Прокудин ушёл. Не поклонился.
В четверг, на второй неделе октября, из Коломны пришёл гонец. Не один — с грамотой от тушинского «царя Дмитрия Ивановича» и с двадцатью казаками. Казаки — лихие, в шапках, с саблями, наглые. Прискакали на двор воеводский, кричат: «Где воевода? Царь Дмитрий жалует!»
Ромодановский вышел на крыльцо. Посмотрел. Спросил:
— Какой царь?
— Царь Дмитрий Иванович! — ответил старший казак. — Истинный государь всея Руси! А ты, боярин, чего сидишь? Крест целуй!

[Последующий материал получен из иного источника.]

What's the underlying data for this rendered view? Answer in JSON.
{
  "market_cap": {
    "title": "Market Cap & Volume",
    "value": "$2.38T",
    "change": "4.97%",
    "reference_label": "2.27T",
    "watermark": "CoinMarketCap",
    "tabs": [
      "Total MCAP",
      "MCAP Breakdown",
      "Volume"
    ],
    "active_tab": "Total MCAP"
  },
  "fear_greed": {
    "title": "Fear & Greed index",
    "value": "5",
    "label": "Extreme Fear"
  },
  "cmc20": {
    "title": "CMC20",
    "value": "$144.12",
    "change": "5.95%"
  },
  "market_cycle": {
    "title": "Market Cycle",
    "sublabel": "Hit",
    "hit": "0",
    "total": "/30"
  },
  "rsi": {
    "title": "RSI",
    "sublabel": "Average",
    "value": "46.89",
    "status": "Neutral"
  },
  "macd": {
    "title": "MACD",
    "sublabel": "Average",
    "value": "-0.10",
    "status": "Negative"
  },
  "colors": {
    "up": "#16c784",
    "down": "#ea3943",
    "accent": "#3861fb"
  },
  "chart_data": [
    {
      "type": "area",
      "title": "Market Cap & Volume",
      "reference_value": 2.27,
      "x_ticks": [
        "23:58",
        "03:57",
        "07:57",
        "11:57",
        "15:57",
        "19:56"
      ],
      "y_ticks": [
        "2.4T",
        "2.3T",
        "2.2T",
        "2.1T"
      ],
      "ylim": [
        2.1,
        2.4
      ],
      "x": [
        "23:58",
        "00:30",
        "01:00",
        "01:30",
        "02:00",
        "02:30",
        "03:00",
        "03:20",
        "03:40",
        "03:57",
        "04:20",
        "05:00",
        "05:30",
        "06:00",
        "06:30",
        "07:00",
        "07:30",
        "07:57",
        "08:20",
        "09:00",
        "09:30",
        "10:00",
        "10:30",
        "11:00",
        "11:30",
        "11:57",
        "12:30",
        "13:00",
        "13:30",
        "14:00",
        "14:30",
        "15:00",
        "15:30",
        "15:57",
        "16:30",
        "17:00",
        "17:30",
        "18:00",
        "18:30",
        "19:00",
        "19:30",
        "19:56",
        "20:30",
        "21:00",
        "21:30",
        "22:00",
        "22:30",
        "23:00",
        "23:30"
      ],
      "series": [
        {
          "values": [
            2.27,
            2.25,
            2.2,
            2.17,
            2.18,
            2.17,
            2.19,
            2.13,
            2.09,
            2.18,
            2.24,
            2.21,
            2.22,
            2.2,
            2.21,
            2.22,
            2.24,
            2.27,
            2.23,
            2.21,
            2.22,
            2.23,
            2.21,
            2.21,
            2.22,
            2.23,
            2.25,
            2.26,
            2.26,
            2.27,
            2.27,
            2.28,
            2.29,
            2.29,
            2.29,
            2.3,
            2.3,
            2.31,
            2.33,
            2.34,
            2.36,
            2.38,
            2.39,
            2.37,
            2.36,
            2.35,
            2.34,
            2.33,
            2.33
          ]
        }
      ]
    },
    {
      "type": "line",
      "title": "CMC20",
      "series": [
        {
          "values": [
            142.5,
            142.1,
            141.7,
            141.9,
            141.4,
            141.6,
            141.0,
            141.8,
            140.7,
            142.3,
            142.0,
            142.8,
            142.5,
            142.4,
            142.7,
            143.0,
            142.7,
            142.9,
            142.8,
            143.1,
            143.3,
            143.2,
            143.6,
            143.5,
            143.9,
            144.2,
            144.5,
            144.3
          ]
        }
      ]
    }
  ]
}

— Царь Дмитрий помер, — сказал Ромодановский. Тихо. — Убит в Москве, в мае 1606 года. Тело — сожжено. Прах — зарыт. Другого царя Дмитрия — нет. Есть — вор. А вору я не кланяюсь.
Тишина. Казаки — переглянулись. Старший — сплюнул.
— Боярин, — сказал он, — ты один тут. В Москве — царь Дмитрий. В Коломне — целовали. В Кашире — целуют. Один ты — упираешься. Долго ли?
— Пока жив, — ответил Ромодановский.
Казаки уехали. Грамоту — бросили на крыльце. Ромодановский не поднял. Стремянный поднял — потом, когда все ушли. Боярин — стоял на крыльце, смотрел вслед. Лицо — камень.
Следующий день — пятница — прошёл тихо. Слишком тихо. Рыбная слобода — на берегу Оки, у самого подножия крепостного холма — обычно шумела: бабы полоскали бельё, мужики чинили сети, ребятишки бегали. В пятницу — тихо. Ни одной бабы. Ни одного ребёнка. Сети — на берегу, брошены.
Ромодановский послал стремянного — узнать. Тот вернулся через час, лицо — серое.
— Боярин... в слободе — сход. Весь город. На площади у Никитской церкви. Прокудин — речь говорит. Про вор. Про присягу. Про то, что каширянам — всё равно, кто царь, лишь бы — не поляки.
— А поляки — где?
— За Окой. Близко. Прокудин говорит — Лисовский — вёрстах в пяти. Если присягнём — не придут. Если нет — придут — и всех — под меч.